When I am building agents, I typically work out the instructions interactively via the Supercog agent, then I save pieces of those instructions into User Instructions. This makes it easy to test operations in isolation and work out the best wording for each.

Once I have the instructions worked out, then I will consolidate the pieces into a single block in Agent Instructions.

Formatting Agent Instructions

I often use list style when formatting agent instructions:

1. Do this first
2. Then do this
3. Then finally do this

This is easy to read and easy for the agent to understand. One little trick is that you can use '#' to "comment out" lines and they will be skipped when the agent runs:

### This agent operates from a simple list of instructions.
1. Do this first
# 2. Then do this (this step will be omitted)
3. Then finally do this

Agent Memory and Reflection

Agents will often encounter and solve problems when they are running. If a tool function call returns an error, the agent can often determine how to modify the input parameters to avoid the error.
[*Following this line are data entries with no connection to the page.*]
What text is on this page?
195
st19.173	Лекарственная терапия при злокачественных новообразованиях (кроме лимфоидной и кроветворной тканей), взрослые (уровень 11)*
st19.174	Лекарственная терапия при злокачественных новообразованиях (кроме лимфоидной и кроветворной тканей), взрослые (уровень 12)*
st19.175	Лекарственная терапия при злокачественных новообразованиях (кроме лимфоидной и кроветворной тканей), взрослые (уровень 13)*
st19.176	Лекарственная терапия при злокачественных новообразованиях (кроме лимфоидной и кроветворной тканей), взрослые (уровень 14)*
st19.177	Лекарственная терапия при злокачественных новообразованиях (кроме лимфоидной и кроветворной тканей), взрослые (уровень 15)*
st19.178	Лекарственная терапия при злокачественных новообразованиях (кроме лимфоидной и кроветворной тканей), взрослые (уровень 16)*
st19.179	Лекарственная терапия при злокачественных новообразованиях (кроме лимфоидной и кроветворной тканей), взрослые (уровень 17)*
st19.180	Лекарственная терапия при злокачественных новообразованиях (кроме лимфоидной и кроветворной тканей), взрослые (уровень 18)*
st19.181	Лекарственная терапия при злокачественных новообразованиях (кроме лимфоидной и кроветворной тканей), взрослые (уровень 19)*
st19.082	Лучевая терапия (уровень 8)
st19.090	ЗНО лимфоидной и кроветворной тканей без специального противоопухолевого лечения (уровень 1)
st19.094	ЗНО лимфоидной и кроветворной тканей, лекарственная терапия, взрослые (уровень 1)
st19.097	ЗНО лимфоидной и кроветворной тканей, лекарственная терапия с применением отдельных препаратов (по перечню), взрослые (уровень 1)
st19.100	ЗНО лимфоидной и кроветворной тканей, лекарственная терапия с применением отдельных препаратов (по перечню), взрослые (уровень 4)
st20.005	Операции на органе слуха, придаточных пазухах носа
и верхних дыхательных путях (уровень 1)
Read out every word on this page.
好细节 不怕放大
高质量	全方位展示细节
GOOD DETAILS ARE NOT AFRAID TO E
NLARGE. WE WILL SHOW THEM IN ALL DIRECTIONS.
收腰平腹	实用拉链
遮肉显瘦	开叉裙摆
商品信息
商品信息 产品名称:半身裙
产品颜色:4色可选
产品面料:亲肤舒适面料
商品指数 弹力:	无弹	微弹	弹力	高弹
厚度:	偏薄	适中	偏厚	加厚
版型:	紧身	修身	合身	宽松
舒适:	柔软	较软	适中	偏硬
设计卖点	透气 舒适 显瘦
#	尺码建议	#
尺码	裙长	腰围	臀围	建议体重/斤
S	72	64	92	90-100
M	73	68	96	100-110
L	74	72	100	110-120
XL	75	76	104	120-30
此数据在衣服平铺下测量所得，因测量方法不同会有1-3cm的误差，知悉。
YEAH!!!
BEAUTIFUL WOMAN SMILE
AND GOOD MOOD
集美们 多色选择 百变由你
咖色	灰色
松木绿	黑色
To help agents learn and improve over time, they can record facts into long term memory. These facts will be made available to the agent whenever it runs.

You can manually add facts to the agent by adding them on the Memory tab:

You can also generate learning facts by having the Agent reflect on its own performance. Whenever a chat session is complete, you can click the Reflect button:

This asks the agent to reflect on its performance and synthesize any facts that it should learn for the future. You can review these facts and choose which ones to save.

Note that memory items are injected into the Agent LLM context, and so they will consume tokens when the agent runs.